Dark Shadows was distinguished by its vividly melodramatic performances, atmospheric interiors, memorable story lines and an unusually adventurous music score. Now regarded as somewhat of a camp classic, it continues to enjoy intense cult status among its followers.
Perhaps one of ABC's first truly popular daytime shows, Dark Shadows found its perfect demographic niche in teenagers coming home from school in time to watch the show at 4 p.m. Eastern / 3 p.m. Central, where it aired for all of its network run (except for a 15-month stretch between April 1967 and July 1968, when it aired a half hour earlier). With mothers (and, sometimes, grandmothers) usually away from the television set at that time of day in order to tend to household chores such as preparing the family's dinner, the young people got control of the family set and claimed the show as a badge of the then-burgeoning youth consciousness in the culture at large.
Whatever the cultural context or audience composition of Dark Shadows, it became one of ABC's first daytime shows to actually win its timeslot, leading to the demise of NBC's original Match Game and Art Linkletter's long-running House Party on CBS, both in 1969. Even the launch of a much-ballyhooed spinoff of NBC's Another World, Somerset, the following year did not hurt Dark Shadows.

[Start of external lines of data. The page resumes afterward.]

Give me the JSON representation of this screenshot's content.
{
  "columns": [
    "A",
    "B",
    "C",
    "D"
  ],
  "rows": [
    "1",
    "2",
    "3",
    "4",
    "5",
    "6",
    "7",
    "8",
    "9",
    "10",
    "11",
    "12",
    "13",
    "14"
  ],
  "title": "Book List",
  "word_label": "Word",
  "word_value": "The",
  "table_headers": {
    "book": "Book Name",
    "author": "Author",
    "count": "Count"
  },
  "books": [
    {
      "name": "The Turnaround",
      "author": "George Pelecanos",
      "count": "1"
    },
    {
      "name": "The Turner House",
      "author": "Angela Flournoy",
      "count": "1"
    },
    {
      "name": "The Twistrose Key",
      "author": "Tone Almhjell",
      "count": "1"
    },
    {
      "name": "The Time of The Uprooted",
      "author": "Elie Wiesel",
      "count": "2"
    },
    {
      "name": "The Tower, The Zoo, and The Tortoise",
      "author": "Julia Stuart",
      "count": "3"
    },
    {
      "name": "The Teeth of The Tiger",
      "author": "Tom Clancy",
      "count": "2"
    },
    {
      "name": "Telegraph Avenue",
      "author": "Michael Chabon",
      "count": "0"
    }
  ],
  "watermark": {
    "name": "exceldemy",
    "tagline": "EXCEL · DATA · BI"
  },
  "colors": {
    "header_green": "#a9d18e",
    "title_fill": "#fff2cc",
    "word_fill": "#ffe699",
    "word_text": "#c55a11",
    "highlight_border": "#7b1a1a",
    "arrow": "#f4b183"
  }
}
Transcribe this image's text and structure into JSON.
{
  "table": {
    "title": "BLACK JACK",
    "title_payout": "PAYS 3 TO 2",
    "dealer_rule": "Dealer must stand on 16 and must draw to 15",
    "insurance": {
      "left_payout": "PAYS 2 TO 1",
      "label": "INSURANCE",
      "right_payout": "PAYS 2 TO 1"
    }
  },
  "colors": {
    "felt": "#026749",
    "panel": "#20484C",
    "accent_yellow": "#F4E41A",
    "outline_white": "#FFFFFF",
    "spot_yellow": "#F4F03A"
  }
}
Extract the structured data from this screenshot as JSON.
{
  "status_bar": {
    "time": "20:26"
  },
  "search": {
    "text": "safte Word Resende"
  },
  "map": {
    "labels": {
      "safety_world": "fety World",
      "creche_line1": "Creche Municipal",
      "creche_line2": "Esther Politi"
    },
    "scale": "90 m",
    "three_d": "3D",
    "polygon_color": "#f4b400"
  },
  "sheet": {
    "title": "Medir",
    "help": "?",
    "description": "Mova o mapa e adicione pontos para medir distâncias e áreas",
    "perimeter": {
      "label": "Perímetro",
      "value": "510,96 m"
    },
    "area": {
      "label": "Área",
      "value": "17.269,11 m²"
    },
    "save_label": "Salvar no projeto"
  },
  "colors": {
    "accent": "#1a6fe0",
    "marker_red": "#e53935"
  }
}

By early 1971, ABC decided to cut costs by weeding out supposedly unproductive programming. Despite its relatively high station clearances for its timeslot and low production costs, Dark Shadows fell victim to the purge mainly because of its young audience, who usually did not make decisions about the purchasing of household goods and food products for the family, which were the two chief industries that bought airtime on daytime television in that era. Practically no other daytime show skewed so much under the 18–35 demographic threshold as Dark Shadows did. Furthermore, primetime shows and movies with horror or science fiction themes (e.g., Star Trek, The Man from U.N.C.L.E.) had been on the decline for some time, and, of course, the serial appealed heavily to fanciers of those genres, people who usually snubbed their noses at the often sentimental domestic or romantic themes that traditional soaps had relied on since their inception on radio in the 1930s. In addition and probably more decisively, the program experienced a precipitous drop in its ratings during its last two years on the air, falling from a peak of 8.4 in 1968-69 to a 5.3 in 1970-71. So, despite many letters of protest from outraged fans, ABC cancelled the five-year-old show on April 2, 1971, and replaced it with a new version of the hit 1960s game Password. Although some highly irate viewers threatened to vocally (and possibly violently) decry the cancellation by disrupting the taping of Password at ABC's Los Angeles studios, nothing ever came of those plans. The rather abrupt ending of the series left some plot lines (such as the story of the Jennings family) unfinished, though most of the plot threads came to a happy conclusion, via a voiceover explaining future events in the final minute of the last episode.